Following is a statement from Rebecca Dixon, executive director of the National Employment Law Project:
The National Employment Law Project (NELP) joins all who mourn the passing of Ruth Bader Ginsburg, associate justice of the Supreme Court of the United States, a trailblazer for women in the legal field and a historic figure in the fight for women’s rights and equality. Justice Ginsburg did not serve passively – she set legal frameworks to uphold and protect justice across the most pressing issues of our time. As the longest-serving Supreme Court justice, her opinions, decisions and dissents championed gender and LGBTQ equality, healthcare, racial justice and workers’ rights – supporting people-led movements on the just side of history.
We honor her humanity and her perseverance as a woman to break ground in a male-dominated field. As the first Jewish woman on the Supreme Court, she once said, “I am a judge, born, raised and proud of being a Jew. The demand for justice, for peace and for enlightenment runs through the entirety of Jewish history and Jewish tradition.” Her commitment to justice was greatly informed by the Holocaust: “It makes you more empathetic to other people who are not insiders, who are outsiders.”
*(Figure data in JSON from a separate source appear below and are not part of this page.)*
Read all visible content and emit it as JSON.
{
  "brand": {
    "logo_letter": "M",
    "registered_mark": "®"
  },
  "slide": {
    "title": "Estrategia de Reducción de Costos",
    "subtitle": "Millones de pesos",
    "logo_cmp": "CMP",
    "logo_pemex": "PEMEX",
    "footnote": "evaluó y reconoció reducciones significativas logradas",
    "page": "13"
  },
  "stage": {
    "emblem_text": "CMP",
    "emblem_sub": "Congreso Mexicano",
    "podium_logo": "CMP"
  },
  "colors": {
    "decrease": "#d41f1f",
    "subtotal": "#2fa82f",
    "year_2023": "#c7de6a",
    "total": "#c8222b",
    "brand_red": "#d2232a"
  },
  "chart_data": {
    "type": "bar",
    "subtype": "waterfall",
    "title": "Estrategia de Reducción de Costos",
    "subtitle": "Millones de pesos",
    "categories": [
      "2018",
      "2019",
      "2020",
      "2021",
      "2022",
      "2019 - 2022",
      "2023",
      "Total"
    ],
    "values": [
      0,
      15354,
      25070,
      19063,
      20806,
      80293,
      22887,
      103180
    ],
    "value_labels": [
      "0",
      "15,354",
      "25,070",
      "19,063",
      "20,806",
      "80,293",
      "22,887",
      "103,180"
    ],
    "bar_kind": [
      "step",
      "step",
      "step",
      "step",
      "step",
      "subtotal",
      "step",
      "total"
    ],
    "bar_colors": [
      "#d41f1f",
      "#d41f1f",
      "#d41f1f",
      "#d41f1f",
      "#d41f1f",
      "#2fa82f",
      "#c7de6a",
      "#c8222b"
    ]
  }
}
Earlier this year, Justice Ginsburg expressed that she would like the next justice to be a Native American woman. Given the lack of Native representation and understanding of American Indian law in the context of the United States as a colonial settler state, this representation could have a great, needed impact for first nations. Before she passed, Justice Ginsburg also made her wish clear that a nomination should happen after the 2021 inauguration; it is our hope at NELP that both her wishes be honored, and for the sake of justice, we join those who will fight to make it so.
We will honor Justice Ginsburg’s great contributions, learn from her legacy of a lifetime of public service, and be inspired to work with people-led movements to make this a more just world.